# Technical Document Extraction: Reward / Margin vs. Factuality Margin Penalty
## 1. Component Isolation
* **Header/Legend:** Located in the top-left quadrant. Contains six entries identifying three model families, each with a "$\lambda$-tuned" variant and a "Baseline" variant.
* **Main Chart Area:** A line graph plotted on a Cartesian coordinate system with a light gray grid.
* **Axes:**
* **Y-Axis (Vertical):** Labeled "Reward / Margin". Scales from 10 to 50 with major tick marks every 10 units.
* **X-Axis (Horizontal):** Labeled "$\lambda$ (Factuality Margin Penalty)". Scales from 0 to 100 with major tick marks every 20 units.
---
## 2. Legend and Data Series Identification
The legend is located at approximately `[x=0.05, y=0.95]` (normalized coordinates from top-left).
| Color | Marker / Line Style | Label |
| :--- | :--- | :--- |
| **Green** | Solid line with Downward Triangle ($\nabla$) | Qwen2.5-14B ($\lambda$-tuned) |
| **Green** | Dashed line (no marker) | Qwen2.5-14B Baseline |
| **Red** | Solid line with Circle ($\bullet$) | Llama3-8B ($\lambda$-tuned) |
| **Red** | Dashed line (no marker) | Llama3-8B Baseline |
| **Orange** | Solid line with Square ($\blacksquare$) | Qwen3-8B ($\lambda$-tuned) |
| **Orange** | Dashed line (no marker) | Qwen3-8B Baseline |
---
## 3. Trend Verification and Data Extraction
### A. Baseline Series (Horizontal Reference Lines)
All baseline models are represented by horizontal dashed lines, indicating their performance is constant regardless of the $\lambda$ value.
* **Qwen2.5-14B Baseline (Green Dashed):** Constant at approximately **y = 6.0**.
* **Llama3-8B Baseline (Red Dashed):** Constant at approximately **y = 3.8**.
* **Qwen3-8B Baseline (Orange Dashed):** Constant at approximately **y = 3.8** (overlapping with Llama3-8B).
### B. $\lambda$-tuned Series (Dynamic Lines)
All tuned models show a positive correlation between the Factuality Margin Penalty ($\lambda$) and the Reward/Margin.
#### 1. Qwen2.5-14B ($\lambda$-tuned) [Green Solid Line]
* **Trend:** Slopes upward moderately from $\lambda=0$ to $\lambda=30$, then exhibits a sharp, steep increase (super-linear growth) between $\lambda=50$ and $\lambda=100$.
* **Key Data Points (Approximate):**
* $\lambda=0$: ~6.0
* $\lambda=10$: ~11.0
* $\lambda=30$: ~14.5
* $\lambda=50$: ~18.0
* $\lambda=100$: **~56.0** (The highest value on the chart).
#### 2. Llama3-8B ($\lambda$-tuned) [Red Solid Line]
* **Trend:** Slopes upward steadily and almost linearly throughout the entire range.
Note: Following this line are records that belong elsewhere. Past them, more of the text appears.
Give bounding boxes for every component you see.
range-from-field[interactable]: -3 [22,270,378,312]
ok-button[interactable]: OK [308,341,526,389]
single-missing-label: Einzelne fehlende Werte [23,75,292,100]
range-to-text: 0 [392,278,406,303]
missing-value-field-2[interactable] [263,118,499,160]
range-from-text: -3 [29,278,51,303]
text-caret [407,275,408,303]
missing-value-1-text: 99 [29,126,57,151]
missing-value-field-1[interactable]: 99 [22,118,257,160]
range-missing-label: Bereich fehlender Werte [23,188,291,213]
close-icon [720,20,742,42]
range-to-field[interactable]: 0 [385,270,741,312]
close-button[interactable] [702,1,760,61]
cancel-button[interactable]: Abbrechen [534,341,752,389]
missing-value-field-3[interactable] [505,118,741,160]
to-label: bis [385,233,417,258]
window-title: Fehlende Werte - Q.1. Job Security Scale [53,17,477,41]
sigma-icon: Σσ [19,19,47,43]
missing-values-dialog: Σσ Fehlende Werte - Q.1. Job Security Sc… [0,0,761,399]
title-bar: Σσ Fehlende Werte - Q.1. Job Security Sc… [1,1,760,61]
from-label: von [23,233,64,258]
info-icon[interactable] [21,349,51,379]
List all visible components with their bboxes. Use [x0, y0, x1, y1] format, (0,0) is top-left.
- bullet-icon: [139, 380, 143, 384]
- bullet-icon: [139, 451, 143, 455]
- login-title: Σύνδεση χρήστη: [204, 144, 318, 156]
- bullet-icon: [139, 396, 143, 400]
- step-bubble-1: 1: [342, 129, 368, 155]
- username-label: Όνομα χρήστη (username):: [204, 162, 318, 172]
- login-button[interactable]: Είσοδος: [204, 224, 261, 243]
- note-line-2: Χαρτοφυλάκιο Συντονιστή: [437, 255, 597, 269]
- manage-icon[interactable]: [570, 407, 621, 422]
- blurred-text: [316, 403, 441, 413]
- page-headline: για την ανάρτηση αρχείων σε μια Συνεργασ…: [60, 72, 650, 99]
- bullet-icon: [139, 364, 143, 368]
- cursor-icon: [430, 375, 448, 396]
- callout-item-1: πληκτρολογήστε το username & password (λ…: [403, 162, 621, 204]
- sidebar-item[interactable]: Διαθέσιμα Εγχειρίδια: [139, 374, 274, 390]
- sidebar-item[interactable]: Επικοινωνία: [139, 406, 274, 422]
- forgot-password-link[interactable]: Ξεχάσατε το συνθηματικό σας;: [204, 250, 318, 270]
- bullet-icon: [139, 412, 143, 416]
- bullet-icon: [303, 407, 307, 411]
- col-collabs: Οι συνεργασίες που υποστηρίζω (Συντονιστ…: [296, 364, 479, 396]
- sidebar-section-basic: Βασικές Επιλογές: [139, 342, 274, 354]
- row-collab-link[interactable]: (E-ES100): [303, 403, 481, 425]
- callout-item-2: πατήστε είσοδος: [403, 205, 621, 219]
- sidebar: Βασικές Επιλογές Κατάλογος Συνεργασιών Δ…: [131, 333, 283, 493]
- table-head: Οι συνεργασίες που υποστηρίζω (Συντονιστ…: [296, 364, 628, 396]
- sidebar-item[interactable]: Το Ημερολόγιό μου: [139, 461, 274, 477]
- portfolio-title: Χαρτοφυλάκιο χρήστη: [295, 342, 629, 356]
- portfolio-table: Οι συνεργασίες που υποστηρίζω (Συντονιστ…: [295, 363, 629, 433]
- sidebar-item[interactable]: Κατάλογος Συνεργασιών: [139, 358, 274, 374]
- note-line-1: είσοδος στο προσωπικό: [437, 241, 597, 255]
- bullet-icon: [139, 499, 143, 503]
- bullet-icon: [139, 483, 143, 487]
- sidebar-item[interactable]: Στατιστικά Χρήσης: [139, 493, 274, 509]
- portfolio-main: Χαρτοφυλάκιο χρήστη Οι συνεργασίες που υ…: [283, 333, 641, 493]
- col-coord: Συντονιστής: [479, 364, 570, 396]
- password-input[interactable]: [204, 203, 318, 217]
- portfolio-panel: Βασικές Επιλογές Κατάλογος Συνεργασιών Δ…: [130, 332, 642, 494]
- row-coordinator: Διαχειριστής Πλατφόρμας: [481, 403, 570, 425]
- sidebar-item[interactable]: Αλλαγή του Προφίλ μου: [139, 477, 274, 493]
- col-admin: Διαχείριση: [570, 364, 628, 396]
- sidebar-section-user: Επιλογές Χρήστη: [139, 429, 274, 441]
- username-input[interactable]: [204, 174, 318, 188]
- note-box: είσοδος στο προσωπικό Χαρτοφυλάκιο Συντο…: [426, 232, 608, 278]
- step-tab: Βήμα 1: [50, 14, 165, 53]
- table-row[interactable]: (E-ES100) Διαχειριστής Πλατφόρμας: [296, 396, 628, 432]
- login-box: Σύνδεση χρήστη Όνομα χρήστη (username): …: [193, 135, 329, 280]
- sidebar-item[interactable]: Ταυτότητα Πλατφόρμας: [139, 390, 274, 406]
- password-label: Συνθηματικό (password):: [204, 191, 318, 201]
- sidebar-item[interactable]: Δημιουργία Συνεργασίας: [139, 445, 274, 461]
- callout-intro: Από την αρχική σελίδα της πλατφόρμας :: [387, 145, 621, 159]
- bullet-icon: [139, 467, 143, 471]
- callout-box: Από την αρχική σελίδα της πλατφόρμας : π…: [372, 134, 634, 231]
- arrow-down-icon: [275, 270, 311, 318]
It remains the lowest-performing tuned model until $\lambda=100$, where it overtakes the Qwen3-8B tuned model.
* **Key Data Points (Approximate):**
* $\lambda=0$: ~5.0
* $\lambda=20$: ~9.0
* $\lambda=50$: ~17.5
* $\lambda=100$: **~37.5**.
#### 3. Qwen3-8B ($\lambda$-tuned) [Orange Solid Line]
* **Trend:** Slopes upward steadily. It maintains a higher reward than the Llama3-8B tuned model for most of the range ($\lambda=0$ to $\lambda=60$) but is eventually surpassed by Llama3-8B as $\lambda$ approaches 100.
* **Key Data Points (Approximate):**
* $\lambda=0$: ~5.5
* $\lambda=20$: ~10.0
* $\lambda=50$: ~19.0
* $\lambda=100$: **~34.0**.
---
## 4. Summary of Findings
* **Impact of Tuning:** For all models, applying the $\lambda$ penalty significantly increases the "Reward / Margin" compared to their respective baselines.
* **Model Comparison:** The **Qwen2.5-14B** model is the most sensitive to the Factuality Margin Penalty, showing a massive performance spike as $\lambda$ exceeds 50.
* **Scaling Behavior:** While Llama3-8B and Qwen3-8B show relatively linear growth, Qwen2.5-14B shows exponential-like growth at higher penalty values.
* **Baseline Parity:** The Llama3-8B and Qwen3-8B models share nearly identical baseline performance levels, while the Qwen2.5-14B baseline starts at a higher reward level.